Der Quinoa-Boom erreichte 2015 einen Höhepunkt für die bolivianischen Erzeuger, als die Preise und die Nachfrage von 27,27 USD pro Kilo auf 25,48 USD pro Kilo abnahmen Landwirtschaftsorganisation der Vereinten Nationen, die anderen Erzeugerländern wie China und Indien zu viel Aufmerksamkeit auf Quinoa lenkt; andere sagen, es habe viel früher angefangen, als mit Universitäten aus dem Norden zusammengearbeitet wurde, um US-amerikanischen und kanadischen Landwirten Quinoa-Sorten zu bringen. Wieder andere sagen, dass die intensive Förderung des Anbaus von Quinoa durch die damalige First Lady von Peru im Jahr 2014 dazu führte, dass im Küstenniederland massive Mengen an Quinoa angebaut wurden, die große Mengen an Pestiziden erforderten. Es wird vermutet, dass anorganische Quinoa ihren Weg in die Wertschöpfungskette der bolivianischen Bio-Quinoa gefunden hat, was dazu führte, dass bolivianische Bio-Quinoa bei Rückstandsuntersuchungen positiv getestet wurden und die Nachfrage zurückging.
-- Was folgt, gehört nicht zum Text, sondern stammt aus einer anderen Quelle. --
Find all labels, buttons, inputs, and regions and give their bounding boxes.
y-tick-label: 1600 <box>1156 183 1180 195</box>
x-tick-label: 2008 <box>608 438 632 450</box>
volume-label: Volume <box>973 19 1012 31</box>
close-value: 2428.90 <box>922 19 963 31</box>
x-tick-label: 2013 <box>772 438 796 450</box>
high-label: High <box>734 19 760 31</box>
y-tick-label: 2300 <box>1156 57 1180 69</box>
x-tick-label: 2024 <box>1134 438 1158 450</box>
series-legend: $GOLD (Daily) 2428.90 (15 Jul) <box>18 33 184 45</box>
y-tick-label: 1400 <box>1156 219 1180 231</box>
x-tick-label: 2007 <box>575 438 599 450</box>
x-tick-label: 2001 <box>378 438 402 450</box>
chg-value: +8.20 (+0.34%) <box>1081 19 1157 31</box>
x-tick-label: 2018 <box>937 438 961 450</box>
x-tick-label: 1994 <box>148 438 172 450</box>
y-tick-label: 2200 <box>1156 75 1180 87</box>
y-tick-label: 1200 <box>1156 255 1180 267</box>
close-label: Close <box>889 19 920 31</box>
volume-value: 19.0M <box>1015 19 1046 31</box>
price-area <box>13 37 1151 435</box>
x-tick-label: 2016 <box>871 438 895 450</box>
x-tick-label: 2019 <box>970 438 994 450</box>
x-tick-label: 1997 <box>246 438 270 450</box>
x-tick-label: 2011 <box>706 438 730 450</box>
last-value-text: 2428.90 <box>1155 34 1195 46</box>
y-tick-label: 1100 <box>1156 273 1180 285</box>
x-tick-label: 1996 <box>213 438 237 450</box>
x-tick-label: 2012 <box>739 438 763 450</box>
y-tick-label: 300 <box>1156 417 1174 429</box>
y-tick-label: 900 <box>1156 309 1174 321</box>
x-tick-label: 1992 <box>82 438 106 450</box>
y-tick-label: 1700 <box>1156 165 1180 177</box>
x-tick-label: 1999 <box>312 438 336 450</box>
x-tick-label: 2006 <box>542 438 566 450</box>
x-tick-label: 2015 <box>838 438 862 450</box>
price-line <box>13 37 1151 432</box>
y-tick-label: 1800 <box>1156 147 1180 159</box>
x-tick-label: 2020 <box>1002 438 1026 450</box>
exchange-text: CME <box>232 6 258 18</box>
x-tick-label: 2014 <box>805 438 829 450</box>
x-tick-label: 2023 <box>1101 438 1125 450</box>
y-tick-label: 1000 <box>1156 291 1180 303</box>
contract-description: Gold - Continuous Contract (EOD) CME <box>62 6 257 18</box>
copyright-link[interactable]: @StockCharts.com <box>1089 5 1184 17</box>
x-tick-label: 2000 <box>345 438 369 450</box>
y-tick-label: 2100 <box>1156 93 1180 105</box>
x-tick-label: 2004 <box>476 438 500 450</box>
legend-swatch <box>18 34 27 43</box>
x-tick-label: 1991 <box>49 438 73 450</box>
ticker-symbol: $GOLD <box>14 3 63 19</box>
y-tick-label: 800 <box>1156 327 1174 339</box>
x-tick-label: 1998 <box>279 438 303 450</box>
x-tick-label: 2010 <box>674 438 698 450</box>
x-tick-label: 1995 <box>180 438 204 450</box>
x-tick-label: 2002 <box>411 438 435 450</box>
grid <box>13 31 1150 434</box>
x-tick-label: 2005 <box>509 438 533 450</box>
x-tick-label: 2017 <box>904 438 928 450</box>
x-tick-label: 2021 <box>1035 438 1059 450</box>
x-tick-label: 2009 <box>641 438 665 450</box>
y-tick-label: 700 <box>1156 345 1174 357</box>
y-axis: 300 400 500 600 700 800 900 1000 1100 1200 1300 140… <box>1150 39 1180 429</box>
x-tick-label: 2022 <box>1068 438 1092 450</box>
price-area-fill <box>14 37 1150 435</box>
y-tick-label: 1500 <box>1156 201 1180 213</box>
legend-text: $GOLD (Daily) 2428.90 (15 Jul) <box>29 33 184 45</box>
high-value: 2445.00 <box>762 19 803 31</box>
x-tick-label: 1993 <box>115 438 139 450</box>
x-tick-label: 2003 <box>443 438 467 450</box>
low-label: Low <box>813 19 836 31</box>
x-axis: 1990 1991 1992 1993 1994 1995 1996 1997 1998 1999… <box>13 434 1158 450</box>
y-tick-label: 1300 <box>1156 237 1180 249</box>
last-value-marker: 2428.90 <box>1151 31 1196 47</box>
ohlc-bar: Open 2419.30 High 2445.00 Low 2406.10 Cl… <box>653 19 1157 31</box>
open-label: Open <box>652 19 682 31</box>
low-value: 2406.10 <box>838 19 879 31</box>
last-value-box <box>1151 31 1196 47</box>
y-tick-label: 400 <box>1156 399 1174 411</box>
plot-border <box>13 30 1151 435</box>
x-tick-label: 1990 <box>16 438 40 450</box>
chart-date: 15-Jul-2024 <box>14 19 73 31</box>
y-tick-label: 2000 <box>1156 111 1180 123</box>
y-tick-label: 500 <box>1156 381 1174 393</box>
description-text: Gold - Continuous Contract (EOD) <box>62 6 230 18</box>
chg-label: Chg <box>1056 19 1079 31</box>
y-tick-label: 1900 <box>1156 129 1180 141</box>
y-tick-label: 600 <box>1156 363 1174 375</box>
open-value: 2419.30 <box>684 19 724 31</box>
Was auch immer seine Ursachen sein mögen, die Durchdringung des Quinoa-Booms hatte einige positive Auswirkungen, wie zum Beispiel mehr Anreize für Landwirte, Windschutzmittel zu pflanzen. Zum Glück sammeln und erforschen Alejandro und andere Kollegen seit Jahren Nichtkulturpflanzen in der Altiplano-Landschaft und haben Baumschulen mit diesen mehrjährigen Sträuchern. Alejandro nutzte sein lokales Wissen, um Pflanzen zu erkennen und was er in seiner formalen Ausbildung (globales Wissen) gelernt hatte, um sie zu testen, zu vermehren und ihre Vorteile für den Boden zu verstehen.

Dies ist nur eines von vielen Beispielen aus der Praxis, die zeigen, wie globale Faktoren wie Verbrauchernachfrage, Wirtschaftstheorien und Klimawandel tiefgreifende lokale Auswirkungen haben können und umgekehrt, als lokale Entscheidungen über den Anbau - vom Einsatz von Traktoren bis zur Entscheidung für den Wind Pausen - wem ein Stipendium angeboten wird, kann globale Richtlinien wie Vorschriften zur Bio-Zertifizierung und öffentliche Güter wie neue Quinoa-Sorten beeinflussen.

Ohne Prinzipien und Rahmenbedingungen zum Verständnis dieser Beispiele können wir jedoch das Lernen verpassen. Ich versuche, keine theoretische Sprache mit Stipendiaten zu verwenden - eine vielfältige Gruppe, zu der Landwirte, Aktivisten, politische Entscheidungsträger und Forscher gehören -, die sich durch die Begriffe entfremdet fühlen würden. Ich sehe eine meiner Aufgaben darin, als jemand, der im Rahmen des CCRP in bewertender Funktion arbeitet, dazu beizutragen, bewertende Gespräche zu führen und zwischen Wissenssystemen zu übersetzen, damit Lernen und Handeln zwischen verschiedenen Kontexten und Maßstäben fließen können.

Blue Marble Evaluation hat dem CCRP wichtige Ideen und Konzepte geliefert, die uns helfen können, die Komplexität zu verstehen und Maßnahmen zu leiten, und die weit über bestimmte Wörter und Ausdrücke hinausgehen.